Losing Your Personal Property
Whether you file for Chapter 7 or Chapter 13 bankruptcy, there is a little probability of your property being sold to recoup the debts you owe to your creditors. In most cases, it helps you protect your personal property against your creditors, but it clears liens against your property. It is worth noting you're your property cannot be seized to settle your debts that have been written off by bankruptcy. Nonetheless, when your creditor offers an affirmation of the debt, this process can be enforced. The laws that govern bankruptcy vary from one sate to another; hence, you should consult an attorney within your state to know how bankruptcy can protect your personal property.
Losing Your Job
You will not lose your job if you file for bankruptcy.
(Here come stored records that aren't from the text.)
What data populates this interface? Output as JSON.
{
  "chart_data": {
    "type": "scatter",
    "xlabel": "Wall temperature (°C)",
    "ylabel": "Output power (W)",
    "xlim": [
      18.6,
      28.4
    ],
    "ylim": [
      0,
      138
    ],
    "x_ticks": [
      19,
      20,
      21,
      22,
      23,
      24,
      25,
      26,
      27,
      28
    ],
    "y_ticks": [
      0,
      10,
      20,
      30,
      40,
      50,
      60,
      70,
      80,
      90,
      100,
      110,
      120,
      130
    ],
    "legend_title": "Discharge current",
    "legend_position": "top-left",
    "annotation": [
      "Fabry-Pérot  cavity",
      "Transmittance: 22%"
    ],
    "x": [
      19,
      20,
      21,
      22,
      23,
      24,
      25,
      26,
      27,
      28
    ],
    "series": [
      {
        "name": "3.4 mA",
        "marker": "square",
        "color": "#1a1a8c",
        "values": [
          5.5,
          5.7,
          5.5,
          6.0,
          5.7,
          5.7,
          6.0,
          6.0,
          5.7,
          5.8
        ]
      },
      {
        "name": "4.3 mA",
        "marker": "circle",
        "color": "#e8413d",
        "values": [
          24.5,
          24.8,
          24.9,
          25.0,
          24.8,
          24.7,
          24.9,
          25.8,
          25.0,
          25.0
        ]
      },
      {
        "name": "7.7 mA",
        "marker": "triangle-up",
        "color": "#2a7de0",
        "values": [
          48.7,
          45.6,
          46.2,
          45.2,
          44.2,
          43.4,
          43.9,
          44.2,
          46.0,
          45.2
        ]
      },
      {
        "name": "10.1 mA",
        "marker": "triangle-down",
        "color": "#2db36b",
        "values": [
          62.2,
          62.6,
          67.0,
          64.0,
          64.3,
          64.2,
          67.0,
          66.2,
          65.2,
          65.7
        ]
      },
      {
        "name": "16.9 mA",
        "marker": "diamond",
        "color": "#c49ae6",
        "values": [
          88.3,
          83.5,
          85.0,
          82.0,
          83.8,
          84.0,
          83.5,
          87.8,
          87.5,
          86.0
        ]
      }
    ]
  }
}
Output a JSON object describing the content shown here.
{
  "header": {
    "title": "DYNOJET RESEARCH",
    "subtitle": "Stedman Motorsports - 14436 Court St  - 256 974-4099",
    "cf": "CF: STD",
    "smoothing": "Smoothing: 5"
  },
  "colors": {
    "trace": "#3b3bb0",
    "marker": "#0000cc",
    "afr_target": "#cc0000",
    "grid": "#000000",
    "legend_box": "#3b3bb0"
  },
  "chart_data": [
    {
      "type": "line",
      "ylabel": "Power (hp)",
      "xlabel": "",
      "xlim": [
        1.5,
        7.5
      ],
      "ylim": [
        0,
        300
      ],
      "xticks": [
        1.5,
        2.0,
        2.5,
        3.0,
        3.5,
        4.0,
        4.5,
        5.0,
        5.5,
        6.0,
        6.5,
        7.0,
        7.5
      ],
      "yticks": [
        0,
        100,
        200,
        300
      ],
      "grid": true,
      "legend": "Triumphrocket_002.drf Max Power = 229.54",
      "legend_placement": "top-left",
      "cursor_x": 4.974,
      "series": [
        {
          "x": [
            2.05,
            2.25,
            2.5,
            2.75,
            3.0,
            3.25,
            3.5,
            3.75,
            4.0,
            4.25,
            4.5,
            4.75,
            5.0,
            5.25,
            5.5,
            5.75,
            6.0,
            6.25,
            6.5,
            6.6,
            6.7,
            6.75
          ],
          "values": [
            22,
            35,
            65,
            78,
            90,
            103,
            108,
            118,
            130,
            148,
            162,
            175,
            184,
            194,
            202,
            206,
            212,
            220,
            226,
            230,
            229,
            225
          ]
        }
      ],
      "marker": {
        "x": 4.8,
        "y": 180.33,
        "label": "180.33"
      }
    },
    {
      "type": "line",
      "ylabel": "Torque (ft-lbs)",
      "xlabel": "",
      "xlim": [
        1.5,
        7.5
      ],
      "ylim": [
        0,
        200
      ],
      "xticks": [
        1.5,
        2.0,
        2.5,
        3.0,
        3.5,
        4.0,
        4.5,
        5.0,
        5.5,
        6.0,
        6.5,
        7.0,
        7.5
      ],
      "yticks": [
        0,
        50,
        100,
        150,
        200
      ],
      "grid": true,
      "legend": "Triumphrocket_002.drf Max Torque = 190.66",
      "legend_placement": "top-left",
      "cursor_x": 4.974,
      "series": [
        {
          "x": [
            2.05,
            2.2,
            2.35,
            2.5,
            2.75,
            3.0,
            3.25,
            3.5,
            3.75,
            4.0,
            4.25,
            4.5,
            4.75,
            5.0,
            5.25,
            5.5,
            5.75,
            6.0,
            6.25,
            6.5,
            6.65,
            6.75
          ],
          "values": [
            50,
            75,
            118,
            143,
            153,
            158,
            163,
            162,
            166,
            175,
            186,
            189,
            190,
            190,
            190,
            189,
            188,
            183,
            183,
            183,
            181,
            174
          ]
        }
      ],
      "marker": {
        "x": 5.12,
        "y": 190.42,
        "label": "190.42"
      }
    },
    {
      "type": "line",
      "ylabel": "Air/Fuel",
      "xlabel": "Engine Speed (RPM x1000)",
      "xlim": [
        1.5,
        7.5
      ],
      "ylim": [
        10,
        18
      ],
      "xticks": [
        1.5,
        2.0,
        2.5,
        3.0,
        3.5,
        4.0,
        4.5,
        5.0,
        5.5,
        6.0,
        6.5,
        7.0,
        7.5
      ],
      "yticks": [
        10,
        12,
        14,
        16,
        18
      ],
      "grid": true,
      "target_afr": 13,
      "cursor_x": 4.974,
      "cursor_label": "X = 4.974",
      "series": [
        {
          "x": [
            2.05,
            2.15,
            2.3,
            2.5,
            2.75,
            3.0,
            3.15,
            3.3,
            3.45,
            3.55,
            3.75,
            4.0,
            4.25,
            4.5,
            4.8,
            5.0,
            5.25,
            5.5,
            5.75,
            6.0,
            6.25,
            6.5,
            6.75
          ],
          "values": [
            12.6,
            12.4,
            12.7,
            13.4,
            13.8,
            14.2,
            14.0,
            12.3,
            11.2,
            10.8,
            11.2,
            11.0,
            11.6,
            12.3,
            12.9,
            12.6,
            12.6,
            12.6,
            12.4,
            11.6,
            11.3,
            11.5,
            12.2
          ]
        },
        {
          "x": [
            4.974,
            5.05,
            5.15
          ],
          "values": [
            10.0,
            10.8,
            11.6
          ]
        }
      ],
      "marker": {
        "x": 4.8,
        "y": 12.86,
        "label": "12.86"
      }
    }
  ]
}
The bankruptcy code protects you from being discriminated by your employer for filing bankruptcy. It is also unethical for your boss to fire you for filing for bankruptcy. However, your potential employers are legally allowed to scrutinize your credit file, but they are prohibited from discriminating against you on such financial grounds.
Clearing Your Debts
Although insolvency will wipe out most of the debts that you owe, some debts which are exempted from Chapter 7 and Chapter 13 bankruptcies. For instance, you will still have to repay student loans, federal and state taxes as well as all debts that you may have accrued from fraud cases. Notably there exist caveats to instances of student loans, and you should consult an attorney for better understanding. Furthermore, income taxes that are at least three years old may be discharged in bankruptcy if you meet certain criteria. Ensure that you consult an attorney to confirm if you are qualified for discharge of aged IRS obligation.
Killing Your Dreams
You should not be ashamed that you are bankrupt. It is a positive step to come to realize that you are in the situation and you are doing something to change it. Some of the most successful individuals in the US had filed for bankruptcy before being successful, for instance former US President Ulysses S. Grant, Anna Nicole Smith, Grant, Burt Reynolds, and Larry King. Even after filing for bankruptcy, you are the only person who can limit your dreams—you can still achieve great thing. Therefore, do not blame yourself for being bankrupt.